Abstract

On 21 April 1988 the EISCAT radar carried out measurements in the CP-3 mode (large meridional scan) in the dusk to midnight MLT sector during a Steady Magnetospheric Convection (SMC) event lasting for 8 hours. This rare occasion made it possible to study for the first time the 2-dimensional distribution of convection velocities, conductances, electric potential, equivalent and real hoizontal currents of the auroral ionosphere during SMC conditions. In spite of a modest level of magnetic activity (AE-index between 200 and 250 nT) many characteristics resembled those of high magnetic activity. The auroral oval was at the nightside about 10° of latitude wide and the cross polar cap potential reached values up to 80 kV. Dominating features of the nightside convection pattern were the formation of a convection throat (with 15kV potential difference per 1 h of LT) centered at 23 MLT and the absence of the Harang Discontinuity (HD).
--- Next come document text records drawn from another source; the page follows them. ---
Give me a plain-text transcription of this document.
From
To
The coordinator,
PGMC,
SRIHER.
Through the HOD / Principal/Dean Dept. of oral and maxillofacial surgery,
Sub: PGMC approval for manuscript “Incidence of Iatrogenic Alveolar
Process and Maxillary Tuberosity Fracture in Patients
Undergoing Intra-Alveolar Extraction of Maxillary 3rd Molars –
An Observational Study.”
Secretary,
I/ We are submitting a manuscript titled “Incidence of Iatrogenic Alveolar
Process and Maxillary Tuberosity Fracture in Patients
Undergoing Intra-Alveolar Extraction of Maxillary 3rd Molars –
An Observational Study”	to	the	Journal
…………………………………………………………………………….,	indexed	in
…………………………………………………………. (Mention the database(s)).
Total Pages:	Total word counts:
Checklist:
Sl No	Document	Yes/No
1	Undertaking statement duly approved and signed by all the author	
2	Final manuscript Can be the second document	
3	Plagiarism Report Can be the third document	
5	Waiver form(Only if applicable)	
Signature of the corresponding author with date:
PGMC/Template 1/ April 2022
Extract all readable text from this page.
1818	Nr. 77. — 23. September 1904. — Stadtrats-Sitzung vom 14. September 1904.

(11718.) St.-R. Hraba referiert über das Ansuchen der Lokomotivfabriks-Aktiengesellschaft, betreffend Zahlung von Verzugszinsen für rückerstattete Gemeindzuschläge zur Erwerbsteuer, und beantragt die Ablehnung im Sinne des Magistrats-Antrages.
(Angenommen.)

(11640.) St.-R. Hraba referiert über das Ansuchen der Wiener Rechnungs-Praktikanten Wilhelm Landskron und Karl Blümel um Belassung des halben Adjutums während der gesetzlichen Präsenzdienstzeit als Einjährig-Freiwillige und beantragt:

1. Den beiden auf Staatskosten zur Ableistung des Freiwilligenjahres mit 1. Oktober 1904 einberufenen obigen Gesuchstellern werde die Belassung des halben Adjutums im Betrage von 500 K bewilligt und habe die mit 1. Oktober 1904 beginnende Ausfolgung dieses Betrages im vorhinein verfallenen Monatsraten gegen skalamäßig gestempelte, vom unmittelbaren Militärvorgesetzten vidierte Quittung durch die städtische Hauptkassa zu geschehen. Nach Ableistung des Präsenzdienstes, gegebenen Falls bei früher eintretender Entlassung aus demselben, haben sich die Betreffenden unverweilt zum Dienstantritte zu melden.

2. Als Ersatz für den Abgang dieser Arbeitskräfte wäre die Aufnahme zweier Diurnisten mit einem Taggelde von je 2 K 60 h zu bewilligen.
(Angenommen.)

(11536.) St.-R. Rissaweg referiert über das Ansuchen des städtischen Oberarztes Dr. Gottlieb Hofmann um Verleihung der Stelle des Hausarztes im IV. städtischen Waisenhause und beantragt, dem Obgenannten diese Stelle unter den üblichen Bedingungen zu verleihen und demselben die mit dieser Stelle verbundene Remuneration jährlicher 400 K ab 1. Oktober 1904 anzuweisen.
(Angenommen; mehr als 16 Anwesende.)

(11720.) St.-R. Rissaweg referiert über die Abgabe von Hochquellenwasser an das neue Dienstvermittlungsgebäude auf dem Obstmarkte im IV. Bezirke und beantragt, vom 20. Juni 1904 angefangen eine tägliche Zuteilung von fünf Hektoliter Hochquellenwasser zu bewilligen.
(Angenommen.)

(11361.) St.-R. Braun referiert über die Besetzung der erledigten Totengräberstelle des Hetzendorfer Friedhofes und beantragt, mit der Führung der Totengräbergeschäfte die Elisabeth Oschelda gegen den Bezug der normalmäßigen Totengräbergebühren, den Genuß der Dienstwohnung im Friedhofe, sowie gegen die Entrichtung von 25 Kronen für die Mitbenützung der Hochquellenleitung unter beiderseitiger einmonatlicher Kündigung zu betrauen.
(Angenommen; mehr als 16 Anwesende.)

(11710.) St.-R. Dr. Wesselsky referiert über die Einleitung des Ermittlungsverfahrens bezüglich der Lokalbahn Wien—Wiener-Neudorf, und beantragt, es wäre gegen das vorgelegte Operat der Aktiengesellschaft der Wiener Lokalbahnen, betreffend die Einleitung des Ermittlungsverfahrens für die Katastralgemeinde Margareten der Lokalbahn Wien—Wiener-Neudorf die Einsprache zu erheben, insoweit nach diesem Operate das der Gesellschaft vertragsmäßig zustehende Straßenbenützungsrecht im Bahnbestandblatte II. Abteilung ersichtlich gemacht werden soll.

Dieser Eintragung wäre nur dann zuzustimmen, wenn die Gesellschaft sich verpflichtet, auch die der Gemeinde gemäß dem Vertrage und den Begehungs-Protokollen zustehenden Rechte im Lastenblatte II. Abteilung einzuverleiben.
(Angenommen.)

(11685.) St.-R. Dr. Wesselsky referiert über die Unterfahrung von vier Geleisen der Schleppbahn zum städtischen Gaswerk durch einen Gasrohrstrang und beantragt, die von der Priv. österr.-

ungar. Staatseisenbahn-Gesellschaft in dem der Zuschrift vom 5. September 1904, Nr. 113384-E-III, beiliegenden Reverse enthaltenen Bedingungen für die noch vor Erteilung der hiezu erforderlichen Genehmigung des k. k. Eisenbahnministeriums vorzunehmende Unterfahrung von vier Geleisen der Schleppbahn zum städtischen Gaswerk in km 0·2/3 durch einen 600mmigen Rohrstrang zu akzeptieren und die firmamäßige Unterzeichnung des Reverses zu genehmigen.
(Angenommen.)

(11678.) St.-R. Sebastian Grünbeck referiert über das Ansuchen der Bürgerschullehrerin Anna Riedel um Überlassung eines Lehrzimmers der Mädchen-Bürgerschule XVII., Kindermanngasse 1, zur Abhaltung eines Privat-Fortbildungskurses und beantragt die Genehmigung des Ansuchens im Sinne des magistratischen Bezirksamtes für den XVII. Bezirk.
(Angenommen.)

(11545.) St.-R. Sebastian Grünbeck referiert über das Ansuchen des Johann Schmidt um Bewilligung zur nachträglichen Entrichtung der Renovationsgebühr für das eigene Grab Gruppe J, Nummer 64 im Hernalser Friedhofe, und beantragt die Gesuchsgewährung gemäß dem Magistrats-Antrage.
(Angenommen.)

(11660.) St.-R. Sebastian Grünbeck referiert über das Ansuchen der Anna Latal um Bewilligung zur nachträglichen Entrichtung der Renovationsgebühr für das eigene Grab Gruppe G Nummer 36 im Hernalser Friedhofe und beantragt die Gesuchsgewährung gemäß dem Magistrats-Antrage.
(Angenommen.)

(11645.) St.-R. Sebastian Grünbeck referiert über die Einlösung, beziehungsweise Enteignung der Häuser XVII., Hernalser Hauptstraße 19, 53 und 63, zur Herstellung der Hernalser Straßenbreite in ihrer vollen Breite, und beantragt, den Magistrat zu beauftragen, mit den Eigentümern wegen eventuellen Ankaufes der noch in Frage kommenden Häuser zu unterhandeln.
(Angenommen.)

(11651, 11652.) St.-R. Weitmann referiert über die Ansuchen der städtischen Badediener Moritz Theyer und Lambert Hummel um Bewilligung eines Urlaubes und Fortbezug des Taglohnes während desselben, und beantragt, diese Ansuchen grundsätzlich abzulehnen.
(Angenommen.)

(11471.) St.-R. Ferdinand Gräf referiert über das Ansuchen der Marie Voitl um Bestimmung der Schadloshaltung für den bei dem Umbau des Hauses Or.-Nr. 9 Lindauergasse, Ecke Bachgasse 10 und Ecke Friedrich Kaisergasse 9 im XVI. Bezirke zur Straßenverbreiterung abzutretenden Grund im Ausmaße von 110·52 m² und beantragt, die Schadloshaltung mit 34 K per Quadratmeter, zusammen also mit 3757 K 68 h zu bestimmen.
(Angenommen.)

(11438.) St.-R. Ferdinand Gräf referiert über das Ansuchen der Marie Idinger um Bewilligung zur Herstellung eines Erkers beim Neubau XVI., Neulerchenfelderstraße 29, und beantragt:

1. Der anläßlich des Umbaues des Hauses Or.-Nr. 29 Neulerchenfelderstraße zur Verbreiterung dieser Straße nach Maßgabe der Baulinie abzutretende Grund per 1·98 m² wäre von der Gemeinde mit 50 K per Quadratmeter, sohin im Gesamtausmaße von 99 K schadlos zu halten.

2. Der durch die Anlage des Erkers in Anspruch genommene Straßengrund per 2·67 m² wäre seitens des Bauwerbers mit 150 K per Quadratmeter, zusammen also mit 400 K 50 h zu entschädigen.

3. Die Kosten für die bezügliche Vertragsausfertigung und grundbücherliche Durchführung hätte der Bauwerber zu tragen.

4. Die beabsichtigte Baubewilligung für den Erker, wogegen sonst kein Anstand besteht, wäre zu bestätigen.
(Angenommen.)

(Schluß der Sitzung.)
The HD is traditionally understood as the overlapping region between two electrojets generated by a partial intrusion of the west-ward electrojet into the northern flank of the eastward electrojet. Intense ∼ 1pμA m −2) field-aligned currents were generated at the large north-south conductance gradients in the convection throat region mainly due to the divergence of Hall currents. We suggest that the so generated upward flowing current in the middle part of the auroral zone can provide the ionospheric closure of the! field-aligned current generated in the magnetosphere due to the dawn-dusk asymmetry of the cross-tail current and it also offers an explanation for the absence of the HD during SMC events.